What about my helmet?
You can also opt for a single steel cable with two loop ends and a padlock from PacSafe for your helmet. Abus also sell lightweight steel cable helmet locks. Open the visor and run the cable through the opening and through the frame.
Tank bags are massively popular and very handy. A lot of travellers use them to store their important documents like passports and vehicle paperwork. And they’re very useful for storing your camera in case you need to quickly take a picture of something while on the road. Same goes for GoPros. And thieves know it… that’s why you’ll hear so many stories of them being sliced off with a knife or yanked off a bike. Thieves will often immediately go for the tank bag and nothing else. And with all your eggs in one basket, it’s a lot to lose. Your call if you want one and what you put in it. If you are going to use a tank bag make sure it is well strapped down and don’t put all your valuables in there.

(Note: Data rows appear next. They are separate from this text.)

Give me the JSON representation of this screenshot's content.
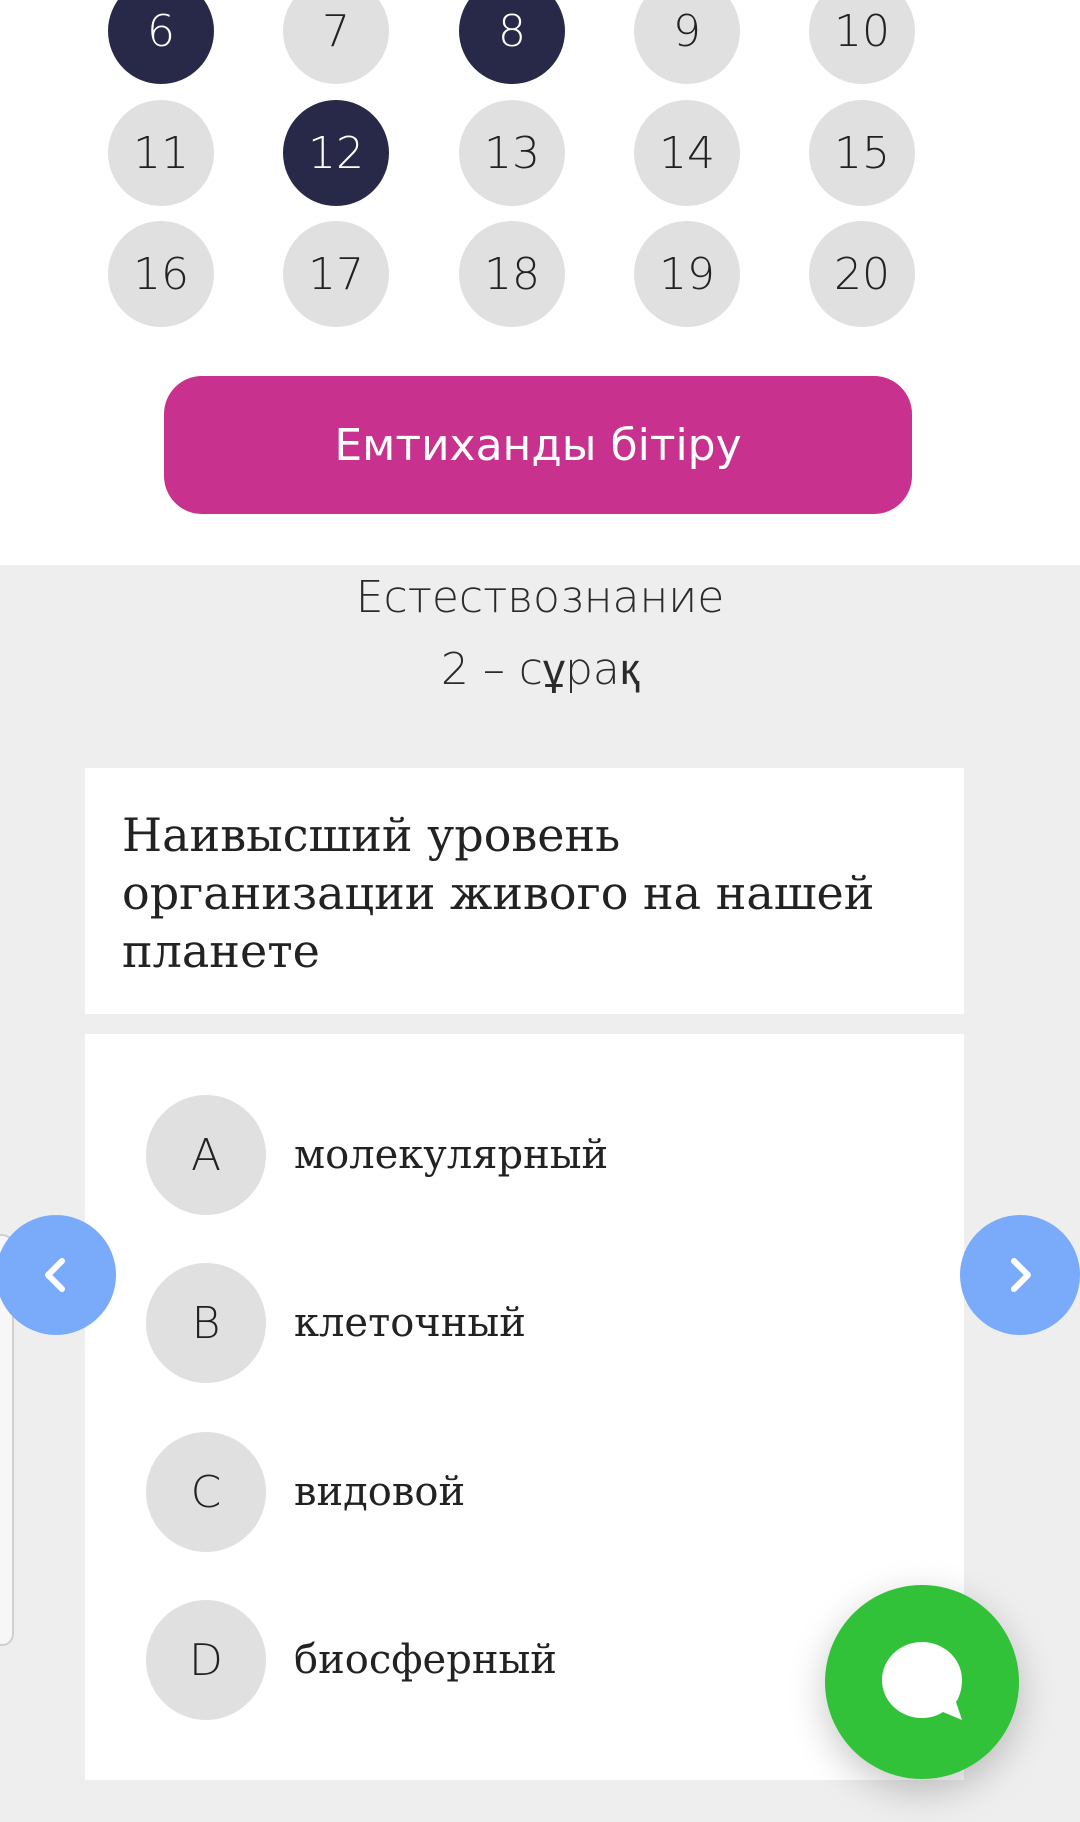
{
  "question_grid": {
    "items": [
      {
        "label": "6",
        "answered": true
      },
      {
        "label": "7",
        "answered": false
      },
      {
        "label": "8",
        "answered": true
      },
      {
        "label": "9",
        "answered": false
      },
      {
        "label": "10",
        "answered": false
      },
      {
        "label": "11",
        "answered": false
      },
      {
        "label": "12",
        "answered": true
      },
      {
        "label": "13",
        "answered": false
      },
      {
        "label": "14",
        "answered": false
      },
      {
        "label": "15",
        "answered": false
      },
      {
        "label": "16",
        "answered": false
      },
      {
        "label": "17",
        "answered": false
      },
      {
        "label": "18",
        "answered": false
      },
      {
        "label": "19",
        "answered": false
      },
      {
        "label": "20",
        "answered": false
      }
    ]
  },
  "finish_button": {
    "label": "Емтиханды бітіру"
  },
  "subject": "Естествознание",
  "question_number": "2 – сұрақ",
  "question": {
    "text": "Наивысший уровень организации живого на нашей планете"
  },
  "options": [
    {
      "letter": "A",
      "text": "молекулярный"
    },
    {
      "letter": "B",
      "text": "клеточный"
    },
    {
      "letter": "C",
      "text": "видовой"
    },
    {
      "letter": "D",
      "text": "биосферный"
    }
  ],
  "icons": {
    "prev": "chevron-left-icon",
    "next": "chevron-right-icon",
    "chat": "chat-bubble-icon"
  },
  "colors": {
    "answered": "#282848",
    "unanswered": "#e0e0e0",
    "finish_button": "#c8318d",
    "nav_button": "#7aabfb",
    "chat_button": "#32c23a",
    "panel_background": "#eeeeee"
  }
}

Make it more hassle than it’s worth
It sucks, but if a thief really wants your bike and kit, then it’s going to be hard stopping them. Put these top 10 tips into practice and it’ll make the would-be thief’s life harder. Put them off by making your bike look old, dirty and cheap, hiding it under rags, protecting it with a quality lock and you’ll make it look like it’s more hassle than it’s worth. We hope this article on motorcycle security helps keep you and your bike safe. Please leave any feedback and extra tips you may have in the comments. Stay safe!